Oh Susanna is a worthy addition to an increasingly distinctive body of work that always carried an unusual watermark. Suzie first performed under the name in 1995, and soon after that EP on her own Stella imprint in '97, she was being hailed as Canada's best unsigned artist. Here, the early support of BBC broadcaster Bob Harris started a momentum that has ensured the UK's continuing status as a second home that welcomes her back often.
"I was lucky," she says. "When I started, I wasn¹t really paying attention to what was current at all. Ever since I was a teenager [even before she studied history and hosted a radio show at Montreal's Concordia University], I would listen to music that people would say "why are you listening to this old music?" It was an advantage, frankly, because I wasn't necessarily concerned with being trendy or doing what other people were doing at the time. I'm more up to date now than probably I've ever been.

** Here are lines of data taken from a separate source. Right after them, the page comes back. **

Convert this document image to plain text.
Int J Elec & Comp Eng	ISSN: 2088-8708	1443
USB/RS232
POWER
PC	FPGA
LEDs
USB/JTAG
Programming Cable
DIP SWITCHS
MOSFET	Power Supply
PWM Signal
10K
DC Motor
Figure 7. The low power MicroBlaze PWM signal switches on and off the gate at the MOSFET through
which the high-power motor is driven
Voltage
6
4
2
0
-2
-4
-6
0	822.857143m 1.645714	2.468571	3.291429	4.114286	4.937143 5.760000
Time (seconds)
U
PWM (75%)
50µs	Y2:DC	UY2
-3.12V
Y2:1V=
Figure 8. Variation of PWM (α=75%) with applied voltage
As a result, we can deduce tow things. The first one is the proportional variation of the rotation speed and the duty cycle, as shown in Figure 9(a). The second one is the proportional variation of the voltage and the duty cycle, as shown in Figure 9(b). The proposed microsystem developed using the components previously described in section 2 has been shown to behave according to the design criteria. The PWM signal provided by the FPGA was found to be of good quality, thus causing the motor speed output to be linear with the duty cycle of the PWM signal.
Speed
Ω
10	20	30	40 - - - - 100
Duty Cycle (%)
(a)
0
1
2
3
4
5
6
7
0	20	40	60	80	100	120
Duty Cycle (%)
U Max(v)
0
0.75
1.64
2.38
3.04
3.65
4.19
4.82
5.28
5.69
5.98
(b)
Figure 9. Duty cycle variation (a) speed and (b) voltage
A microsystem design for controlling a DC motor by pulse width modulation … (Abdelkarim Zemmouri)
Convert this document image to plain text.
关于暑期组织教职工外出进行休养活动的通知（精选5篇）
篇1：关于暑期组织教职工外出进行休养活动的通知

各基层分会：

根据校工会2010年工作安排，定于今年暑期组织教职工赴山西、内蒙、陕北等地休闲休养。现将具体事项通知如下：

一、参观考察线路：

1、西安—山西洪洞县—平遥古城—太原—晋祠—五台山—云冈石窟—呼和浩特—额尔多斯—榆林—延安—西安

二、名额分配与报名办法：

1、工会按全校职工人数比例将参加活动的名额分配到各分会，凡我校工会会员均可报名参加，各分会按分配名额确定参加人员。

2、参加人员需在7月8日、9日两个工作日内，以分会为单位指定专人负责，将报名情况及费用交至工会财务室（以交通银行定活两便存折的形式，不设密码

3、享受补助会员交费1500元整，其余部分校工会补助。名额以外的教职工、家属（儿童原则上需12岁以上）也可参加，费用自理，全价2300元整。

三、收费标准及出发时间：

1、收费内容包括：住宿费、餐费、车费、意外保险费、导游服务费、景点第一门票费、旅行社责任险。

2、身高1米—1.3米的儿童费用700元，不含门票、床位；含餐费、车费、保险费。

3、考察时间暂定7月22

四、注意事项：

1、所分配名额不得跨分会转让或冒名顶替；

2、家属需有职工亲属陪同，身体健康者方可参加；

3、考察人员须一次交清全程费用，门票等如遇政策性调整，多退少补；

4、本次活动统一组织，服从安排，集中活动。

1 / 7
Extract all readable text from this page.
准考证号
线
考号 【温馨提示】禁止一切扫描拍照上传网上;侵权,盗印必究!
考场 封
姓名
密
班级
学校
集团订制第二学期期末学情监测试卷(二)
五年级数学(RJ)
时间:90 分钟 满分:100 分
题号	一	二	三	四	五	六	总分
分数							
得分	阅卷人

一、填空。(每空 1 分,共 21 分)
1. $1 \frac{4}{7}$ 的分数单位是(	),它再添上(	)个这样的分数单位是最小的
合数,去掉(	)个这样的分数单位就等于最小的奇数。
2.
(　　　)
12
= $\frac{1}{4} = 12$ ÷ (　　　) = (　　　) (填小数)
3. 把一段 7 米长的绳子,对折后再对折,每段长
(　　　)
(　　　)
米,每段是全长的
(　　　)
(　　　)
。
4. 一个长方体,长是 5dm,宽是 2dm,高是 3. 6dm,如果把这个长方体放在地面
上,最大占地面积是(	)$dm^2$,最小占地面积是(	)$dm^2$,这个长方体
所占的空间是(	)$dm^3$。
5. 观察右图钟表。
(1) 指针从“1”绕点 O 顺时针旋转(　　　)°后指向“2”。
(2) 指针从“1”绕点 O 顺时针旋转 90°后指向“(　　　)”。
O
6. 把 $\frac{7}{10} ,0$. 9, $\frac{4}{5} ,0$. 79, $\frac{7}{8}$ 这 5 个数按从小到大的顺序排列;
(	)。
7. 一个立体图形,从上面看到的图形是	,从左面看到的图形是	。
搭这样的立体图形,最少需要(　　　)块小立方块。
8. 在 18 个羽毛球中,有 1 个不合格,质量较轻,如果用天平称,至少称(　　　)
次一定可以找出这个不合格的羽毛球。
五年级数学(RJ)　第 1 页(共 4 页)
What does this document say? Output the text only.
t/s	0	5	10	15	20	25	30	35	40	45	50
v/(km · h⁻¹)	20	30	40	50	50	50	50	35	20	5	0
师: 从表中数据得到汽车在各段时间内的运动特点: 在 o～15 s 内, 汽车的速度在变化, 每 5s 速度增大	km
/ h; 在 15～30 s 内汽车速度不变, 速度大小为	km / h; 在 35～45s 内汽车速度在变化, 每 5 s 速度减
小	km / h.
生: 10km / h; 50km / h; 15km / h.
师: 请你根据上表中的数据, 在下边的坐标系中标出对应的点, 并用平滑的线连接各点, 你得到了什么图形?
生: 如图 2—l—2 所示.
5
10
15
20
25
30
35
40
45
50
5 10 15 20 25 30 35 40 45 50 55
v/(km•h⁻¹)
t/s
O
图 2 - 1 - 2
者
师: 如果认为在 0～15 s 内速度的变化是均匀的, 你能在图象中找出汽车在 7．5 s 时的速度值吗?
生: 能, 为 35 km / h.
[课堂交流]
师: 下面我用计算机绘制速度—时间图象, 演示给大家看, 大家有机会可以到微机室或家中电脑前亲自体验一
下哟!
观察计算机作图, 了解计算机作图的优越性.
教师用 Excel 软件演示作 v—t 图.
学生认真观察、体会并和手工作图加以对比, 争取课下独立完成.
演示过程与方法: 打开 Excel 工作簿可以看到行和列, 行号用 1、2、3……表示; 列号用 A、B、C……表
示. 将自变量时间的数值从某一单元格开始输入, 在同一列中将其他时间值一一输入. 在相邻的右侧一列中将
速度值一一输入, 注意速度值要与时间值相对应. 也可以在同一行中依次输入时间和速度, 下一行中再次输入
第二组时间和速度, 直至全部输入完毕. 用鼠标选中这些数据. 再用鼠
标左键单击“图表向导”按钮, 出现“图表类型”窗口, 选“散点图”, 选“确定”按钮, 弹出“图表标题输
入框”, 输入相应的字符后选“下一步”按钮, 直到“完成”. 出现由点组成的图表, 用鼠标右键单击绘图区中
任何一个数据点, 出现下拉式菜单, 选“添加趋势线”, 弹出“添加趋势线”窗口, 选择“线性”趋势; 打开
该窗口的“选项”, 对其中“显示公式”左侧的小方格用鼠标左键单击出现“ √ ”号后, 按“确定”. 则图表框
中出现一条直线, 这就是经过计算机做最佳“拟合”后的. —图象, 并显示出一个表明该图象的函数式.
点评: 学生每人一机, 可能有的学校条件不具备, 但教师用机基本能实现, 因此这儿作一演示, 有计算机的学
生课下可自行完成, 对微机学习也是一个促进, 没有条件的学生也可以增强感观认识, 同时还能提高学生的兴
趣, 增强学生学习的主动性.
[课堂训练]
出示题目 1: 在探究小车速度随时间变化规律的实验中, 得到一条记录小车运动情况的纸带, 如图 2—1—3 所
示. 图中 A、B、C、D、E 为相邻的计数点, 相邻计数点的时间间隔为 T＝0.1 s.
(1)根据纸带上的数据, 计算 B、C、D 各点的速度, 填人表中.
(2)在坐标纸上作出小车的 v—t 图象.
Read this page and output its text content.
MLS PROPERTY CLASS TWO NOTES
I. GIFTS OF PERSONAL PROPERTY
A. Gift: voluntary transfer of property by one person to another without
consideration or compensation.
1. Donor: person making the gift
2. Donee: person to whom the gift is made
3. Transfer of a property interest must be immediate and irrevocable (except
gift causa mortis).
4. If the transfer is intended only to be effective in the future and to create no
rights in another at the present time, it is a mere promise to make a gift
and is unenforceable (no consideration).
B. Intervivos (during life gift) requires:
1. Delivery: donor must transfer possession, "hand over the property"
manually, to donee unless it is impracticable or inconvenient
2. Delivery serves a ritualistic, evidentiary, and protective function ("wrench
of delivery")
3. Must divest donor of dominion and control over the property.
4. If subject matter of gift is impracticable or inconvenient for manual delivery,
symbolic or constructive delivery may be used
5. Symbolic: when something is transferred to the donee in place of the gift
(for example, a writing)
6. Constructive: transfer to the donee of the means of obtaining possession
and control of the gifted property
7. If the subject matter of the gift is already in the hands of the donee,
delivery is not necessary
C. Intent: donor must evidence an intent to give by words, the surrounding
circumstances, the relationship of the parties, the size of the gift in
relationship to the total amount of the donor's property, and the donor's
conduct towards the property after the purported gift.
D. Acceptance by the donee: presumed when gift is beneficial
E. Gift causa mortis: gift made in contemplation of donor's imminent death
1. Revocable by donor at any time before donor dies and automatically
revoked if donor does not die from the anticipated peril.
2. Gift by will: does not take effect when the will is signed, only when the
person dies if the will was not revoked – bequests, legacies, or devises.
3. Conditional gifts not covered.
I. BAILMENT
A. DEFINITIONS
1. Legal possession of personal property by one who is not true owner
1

" Oh Susanna will positively seduce new listeners, but for those who've travelled with her from one album touchstone to the next, there's a continuity here that's fascinating to map. "All the albums are linked, they match my emotional state at the time," she says. "Sleepy Little Sailor was very magical to make, very smooth and easy and it has a certain kind of spell. The music was very much reflecting the heartbroken, soulsearching thing I was going through. I thought, I love that but I can't do that again. I'm not there, I don't feel the same way and it would be false to replicate that.
" Thus the downbeat mood has been succeeded by a new spirit. "There's this other thing I've always been drawn to in music," says Suzie, "which is theatricality. The Rolling Stones are like the archetype in my head of what rock stars are, and how exciting that is. I started to play the songs live and not that differently, but just maybe feeling like it's fun to have a bit of rock and roll in there. That was the thing with this record, to have a great band but to have that earthy feel to it."